Quantum and the Future of Encryption

Earlier this year, Samsung started testing quantum-safe encryption within Knox Vault, bringing new cryptography from research labs into everyday devices. Quantum systems operate based on probabilities rather than fixed states, which enables them to solve specific problems much faster than classical computers found in our devices.

Modern encryption is designed to be difficult to reverse. Your device encrypts data with a key, and the protection relies on the fact that reversing this process would require an impractical amount of computing power.

Here are some numbers to comprehend:

• RSA-2048: Currently, breaking a 2048-bit RSA key on a classical computer would take longer than 13.8 billion years. The "lock" involves multiplying two large secret prime numbers, and breaking it means figuring out which two numbers were multiplied. A powerful, fault-tolerant quantum computer using Shor's algorithm could do this in hours.

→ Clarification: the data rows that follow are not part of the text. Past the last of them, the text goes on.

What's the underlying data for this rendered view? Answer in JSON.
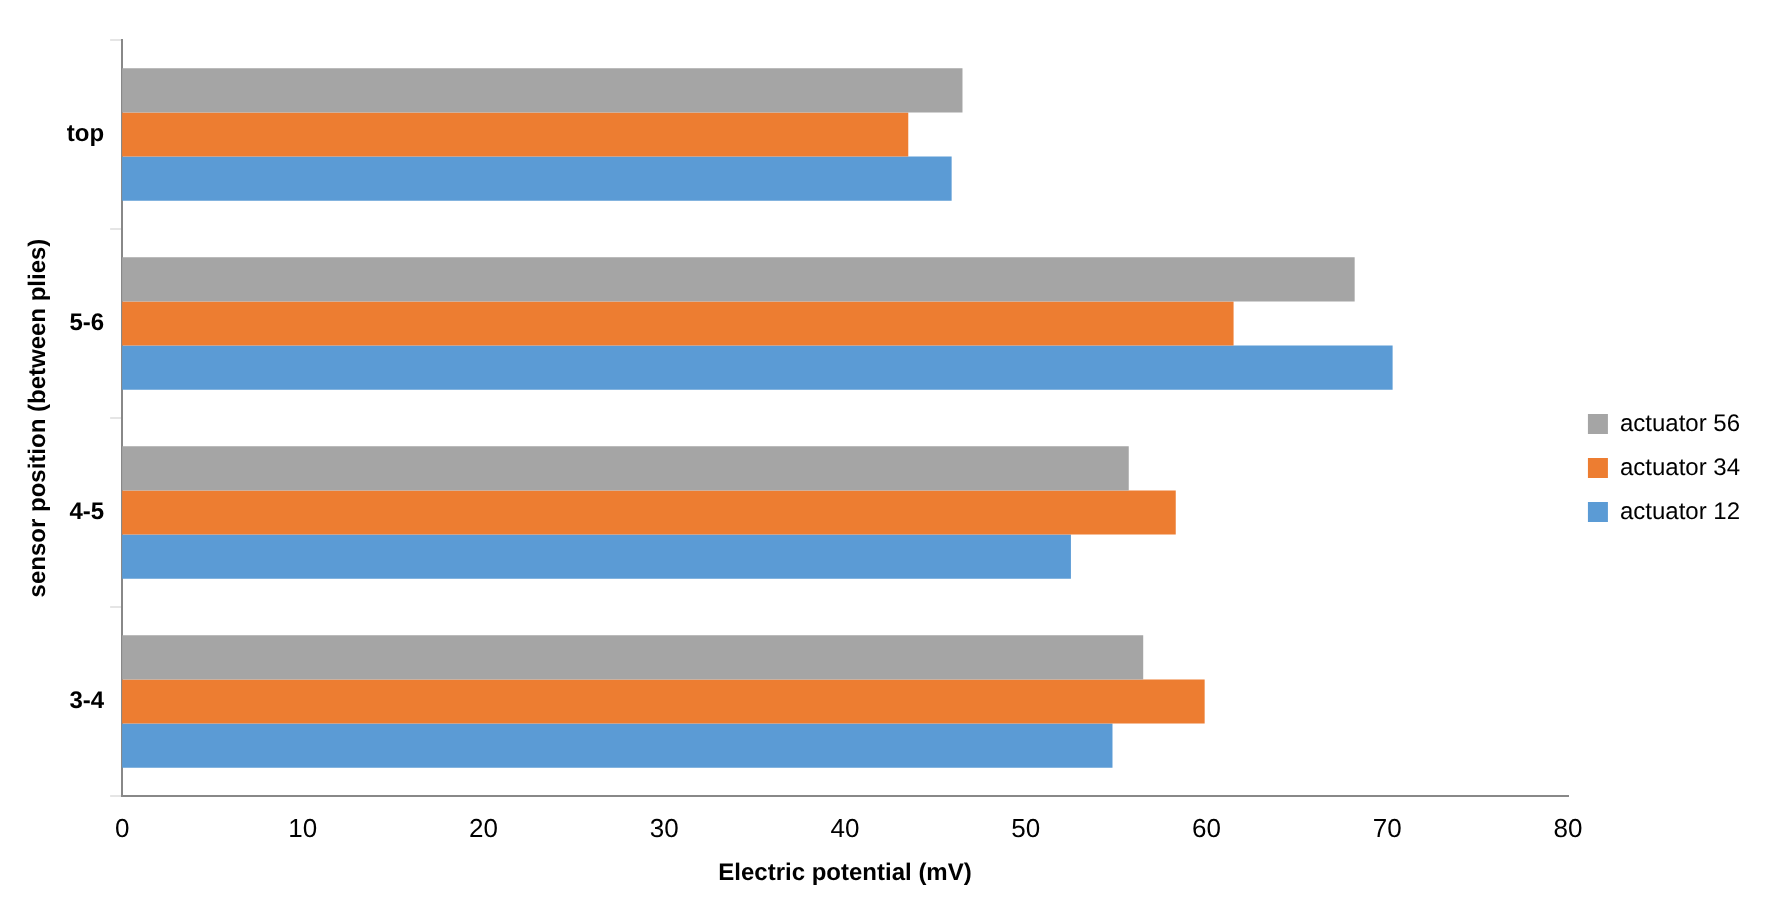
{
  "chart_data": {
    "type": "bar",
    "orientation": "horizontal",
    "xlabel": "Electric potential (mV)",
    "ylabel": "sensor position (between plies)",
    "categories": [
      "top",
      "5-6",
      "4-5",
      "3-4"
    ],
    "series": [
      {
        "name": "actuator 56",
        "color": "#a5a5a5",
        "values": [
          46.5,
          68.2,
          55.7,
          56.5
        ]
      },
      {
        "name": "actuator 34",
        "color": "#ed7d31",
        "values": [
          43.5,
          61.5,
          58.3,
          59.9
        ]
      },
      {
        "name": "actuator 12",
        "color": "#5b9bd5",
        "values": [
          45.9,
          70.3,
          52.5,
          54.8
        ]
      }
    ],
    "xlim": [
      0,
      80
    ],
    "xticks": [
      0,
      10,
      20,
      30,
      40,
      50,
      60,
      70,
      80
    ],
    "grid": false,
    "legend": "right"
  }
}
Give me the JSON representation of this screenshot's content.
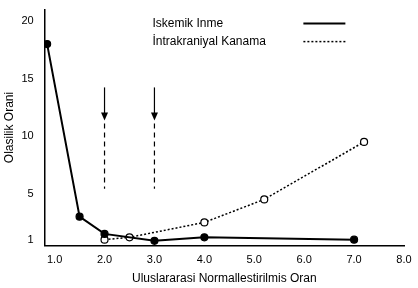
{
  "chart_data": {
    "type": "line",
    "x_label": "Uluslararasi Normallestirilmis Oran",
    "y_label": "Olasilik Orani",
    "series": [
      {
        "name": "Iskemik Inme",
        "color": "#000000",
        "line_style": "solid",
        "marker": "filled",
        "x": [
          0.85,
          1.5,
          2.0,
          3.0,
          4.0,
          7.0
        ],
        "values": [
          18,
          3,
          1.5,
          0.9,
          1.2,
          1.0
        ]
      },
      {
        "name": "İntrakraniyal Kanama",
        "color": "#000000",
        "line_style": "dotted",
        "marker": "open",
        "x": [
          2.0,
          2.5,
          4.0,
          5.2,
          7.2
        ],
        "values": [
          1.0,
          1.2,
          2.5,
          4.5,
          9.5
        ]
      }
    ],
    "annotations": [
      {
        "type": "arrow",
        "x": 2.0
      },
      {
        "type": "arrow",
        "x": 3.0
      }
    ],
    "xlim": [
      0.8,
      8.0
    ],
    "xticks": [
      {
        "value": 1,
        "label": "1.0"
      },
      {
        "value": 2,
        "label": "2.0"
      },
      {
        "value": 3,
        "label": "3.0"
      },
      {
        "value": 4,
        "label": "4.0"
      },
      {
        "value": 5,
        "label": "5.0"
      },
      {
        "value": 6,
        "label": "6.0"
      },
      {
        "value": 7,
        "label": "7.0"
      },
      {
        "value": 8,
        "label": "8.0"
      }
    ],
    "ylim": [
      0.5,
      21
    ],
    "yticks": [
      1,
      5,
      10,
      15,
      20
    ],
    "legend": "top",
    "grid": false
  }
}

• ECC-256 (Bitcoin's secp256k1): Here, the "lock" is a one-way process from a secret number to a public key on a curve. Reverse-engineering it on a classical computer would also take longer than 13.8 billion years. However, with enough quantum power and Shor's algorithm, the same reversal could take days.

We're not there yet. Current devices have thousands to a few million noisier qubits without the necessary error correction. What's problematic is that attackers can store encrypted data today and decrypt it later once the technology advances.

Phones contain private keys for banking, identity, wallets, and other personal data. Moving those keys and sessions to quantum-safe algorithms on the device ensures they remain protected, even if someone records the traffic now and attempts to unlock it later.